Pancreatic cancer killed William Schunk. Now scientists are using his body to fight back.
Within about an hour of his death, researchers at the University of Nebraska Medical Center began collecting the Omaha veteran's organs as part of a unique "rapid autopsy" program. The goal: To create a library of tissue that could finally point scientists to new ways to diagnose and treat this most lethal of cancers.
"It probably should be called 'rapid organ donation,'" says Dr. Aaron Sasson, a pancreatic cancer surgeon who volunteers his time to help perform the autopsies. "These patients are really donating their bodies and organs to science."
Organs in the chest and abdomen are meticulously photographed, sliced and flash-frozen before genetic evidence starts to degrade. So are samples of skin, muscle, nerves, lymph nodes, blood and urine.
This tissue — 16,000 samples collected from Schunk and 10 others so far — holds vital clues to what causes pancreatic cancer, and what makes it march so aggressively through the body.
Only way to find clues
A fast autopsy is the only way to get at those clues. Pancreatic cancer is grimly different from breast cancer, for example, where surgically removed tumors are plentiful for research that can lead to new treatments.
Pancreatic cancer seldom is discovered in time to even attempt surgery. Not only is that devastating news for patients, it means frustration in the quest to improve the disease's bleak outcome.
"There isn't any tissue available, ever, for the researchers to study," says cancer professor Michael A. Hollingsworth, who runs Nebraska's rapid-autopsy program. "It's filling a special niche, I think."
"Patients and their families are amazing, that they realize the importance of trying to do this," adds Christine Iacobuzio-Donahue, a pathologist at Baltimore's Johns Hopkins University, who runs a smaller rapid-autopsy program.
Some 33,700 Americans will be diagnosed with pancreatic cancer this year, and 32,300 will die.
There is no early-detection test; early symptoms are vague complaints like indigestion. By the time the classic jaundice, or yellowing skin, and itching appears, the cancer usually has spread. Once that happens, patients typically have only months left to live.
Lack of early diagnosis explains only part of pancreatic cancer's lethality. Overall, less than 5 percent of patients live five years. But even when patients are caught early enough for the arduous surgery — removing parts of the pancreas, stomach, intestines and other organs — just 16 percent will survive that long.
Rapid autopsies have been used in other diseases, such as Alzheimer's and prostate cancer. But the Nebraska and Hopkins programs are generating intense new interest — because they answer an urgent call from a 2001 National Cancer Institute review for tissue banks to help overcome a dearth of research into pancreatic cancer.
One of the biggest questions: Why do some patients die with huge pancreatic tumors while others have tiny ones that prove equally as lethal by seeding themselves throughout the body?
Nebraska's program is the most comprehensive, and most strict, requiring autopsy within two hours of death. Patients may die at home, or the program may pay for them to spend their final days in a hospice. An 18-member team of doctors, pathologists, medical students and scientists is on standby, ready to preserve not just cancer-riddled tissue but top-to-bottom samples that make up a library open to international researchers.
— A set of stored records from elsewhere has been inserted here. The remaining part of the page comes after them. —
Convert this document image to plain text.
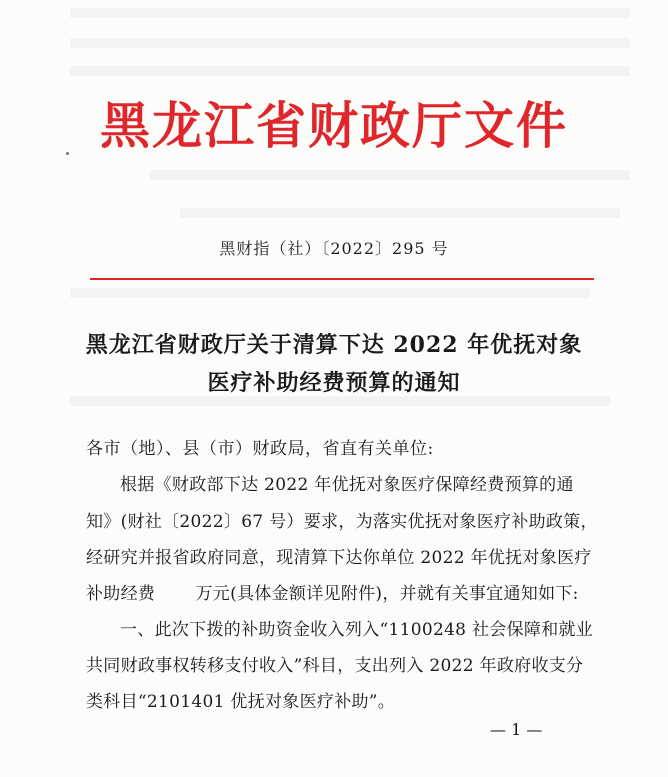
黑龙江省财政厅文件
黑财指（社）〔2022〕295 号
黑龙江省财政厅关于清算下达 2022 年优抚对象
医疗补助经费预算的通知
各市（地）、县（市）财政局，省直有关单位:
根据《财政部下达 2022 年优抚对象医疗保障经费预算的通
知》(财社〔2022〕67 号）要求，为落实优抚对象医疗补助政策，
经研究并报省政府同意，现清算下达你单位 2022 年优抚对象医疗
补助经费　　 万元(具体金额详见附件)，并就有关事宜通知如下:
一、此次下拨的补助资金收入列入“1100248 社会保障和就业
共同财政事权转移支付收入”科目，支出列入 2022 年政府收支分
类科目“2101401 优抚对象医疗补助”。
— 1 —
At Hopkins, Iacobuzio-Donahue has collected autopsy samples from 45 patients, but culls far fewer from each person, focusing more on the initial tumor and sites where it has spread. She will accept autopsies within six hours of death — and, unlike in Nebraska, arranges for out-of-state patients to have autopsies performed by their hometown pathologists, who then ship the samples to her Baltimore lab.
Hard subject to broach
The autopsy costs families nothing and doesn't interfere with normal funeral arrangements. Still, recruiting participants is a balancing act. Doctors don't want to deprive patients of hope, and gently broach the program for those who accept that they're terminally ill.
Schunk, a retired Air Force lieutenant colonel, had what Sasson calls a typical reaction. "He just said, 'If they can take anything that will help them identify a way to find this sooner, then I am 100 percent for it,'" recalls his daughter, Karen Sater.
Ardith Hopp of Unadilla, Neb., didn't wait to be asked. Her cancer was caught early enough for Sasson to operate in 2001, and she still feels good despite battling back a recurrence a year ago. But not knowing she'd fare so well, she signed up for the program shortly after surgery, a decision she hasn't second-guessed.
"I'm not afraid of dying. It's going to happen to everybody," says Hopp, 62. "If there's something there they can use, I'm not going to need it anymore."